Her deepest pain had been a secret expressed only by the ruthlessness of the curse and her mourning garb. Anna was gone. She’d been dead for centuries. Vasilisa had hidden her child from Vladimir with innocent villagers. In his gray wolf form, Vladimir had attacked the village of Sovkra. And from the first she’d heard of Anna’s murder Vasilisa held her name close to her heart unable to bear the sound of it on anyone else’s lips.
But Vladimir was also gone. He’d been gone a long time and perhaps it was time to forgive his sons.

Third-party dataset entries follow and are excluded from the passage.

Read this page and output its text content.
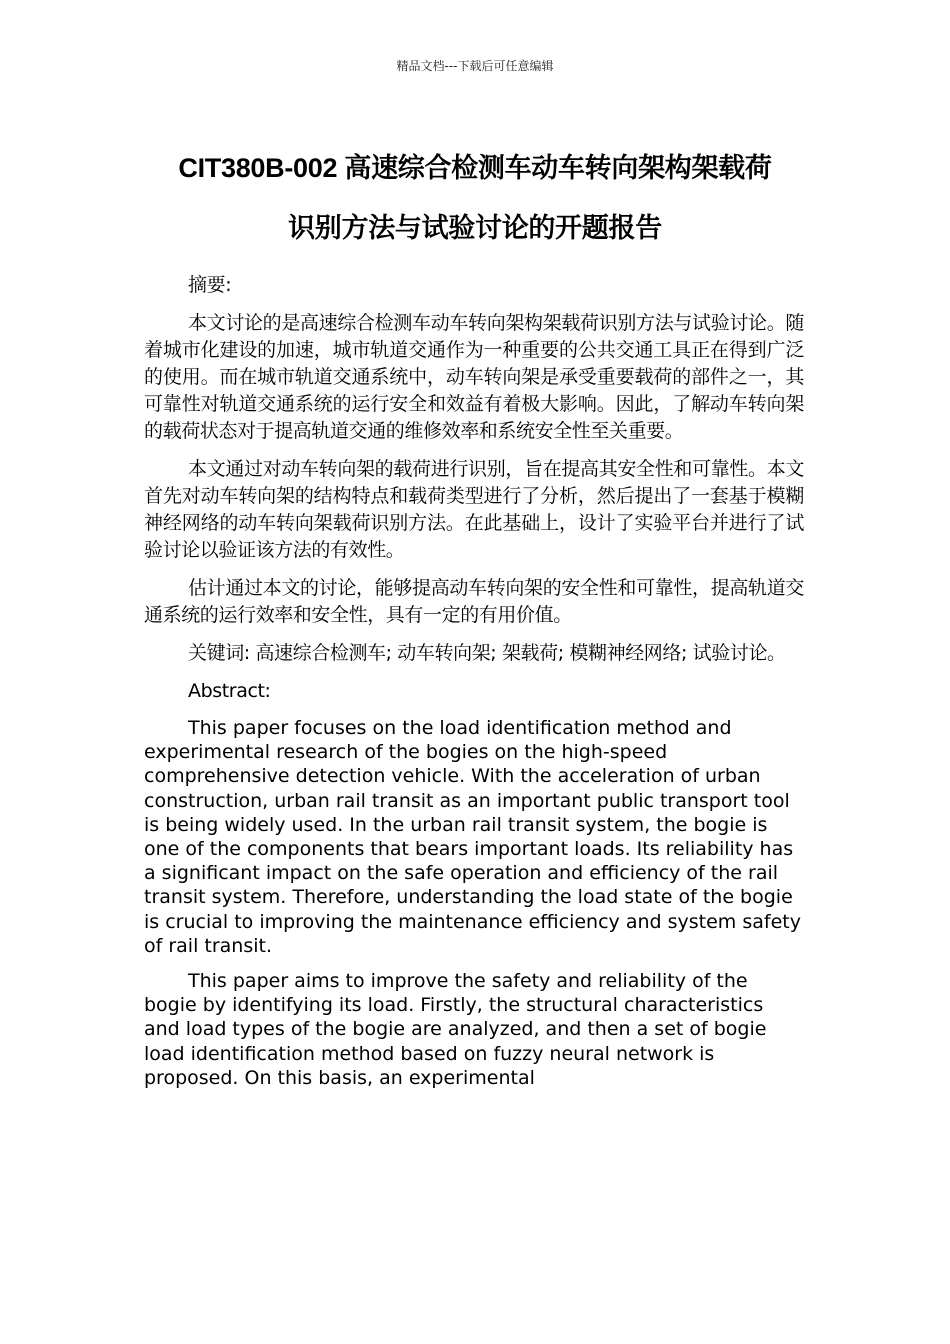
精品文档---下载后可任意编辑
CIT380B-002 高速综合检测车动车转向架构架载荷
识别方法与试验讨论的开题报告

摘要:

本文讨论的是高速综合检测车动车转向架构架载荷识别方法与试验讨论。随着城市化建设的加速，城市轨道交通作为一种重要的公共交通工具正在得到广泛的使用。而在城市轨道交通系统中，动车转向架是承受重要载荷的部件之一，其可靠性对轨道交通系统的运行安全和效益有着极大影响。因此，了解动车转向架的载荷状态对于提高轨道交通的维修效率和系统安全性至关重要。

本文通过对动车转向架的载荷进行识别，旨在提高其安全性和可靠性。本文首先对动车转向架的结构特点和载荷类型进行了分析，然后提出了一套基于模糊神经网络的动车转向架载荷识别方法。在此基础上，设计了实验平台并进行了试验讨论以验证该方法的有效性。

估计通过本文的讨论，能够提高动车转向架的安全性和可靠性，提高轨道交通系统的运行效率和安全性，具有一定的有用价值。

关键词: 高速综合检测车; 动车转向架; 架载荷; 模糊神经网络; 试验讨论。

Abstract:

This paper focuses on the load identification method and experimental research of the bogies on the high-speed comprehensive detection vehicle. With the acceleration of urban construction, urban rail transit as an important public transport tool is being widely used. In the urban rail transit system, the bogie is one of the components that bears important loads. Its reliability has a significant impact on the safe operation and efficiency of the rail transit system. Therefore, understanding the load state of the bogie is crucial to improving the maintenance efficiency and system safety of rail transit.

This paper aims to improve the safety and reliability of the bogie by identifying its load. Firstly, the structural characteristics and load types of the bogie are analyzed, and then a set of bogie load identification method based on fuzzy neural network is proposed. On this basis, an experimental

She was the Light Volkhvy queen and it might not be possible to stop what she’d set into motion. The witchblood prince had laid a powerful mark on Elena. If the black wolf didn’t accept her as his mate, the sapphire sword’s power was nullified. She could try to stand in Grigori’s way. She could buy Ivan Romanov time to claim the warrior’s heart that Elena had offered him.
But her pain stood in her way. She couldn’t forgive. She would never forget. The Romanovs suffered for what their father had done because she suffered. Her grief was as fresh today as it had been centuries ago.
Even if Romanov claimed Elena, Vasilisa could only lift the curse if she wholeheartedly blessed her wolves and their warriors once more.
Her blessing would have to be given freely and fully at the exact time when it was needed, but could she cleanse the taint in her heart left by Vladimir Romanov?
The prick on her finger tingled. She was the queen, but she was vulnerable. It had always been so. Power attracted those hungry to claim it and never more so than in the Volkhvy culture where power mattered most.
She closed her eyes against the sight of her blood seeping into the ground. Had Vladimir torn tiny innocent flesh with the vicious teeth she had given him? Tears flowed freely to join with her blood in the shadow of her roses.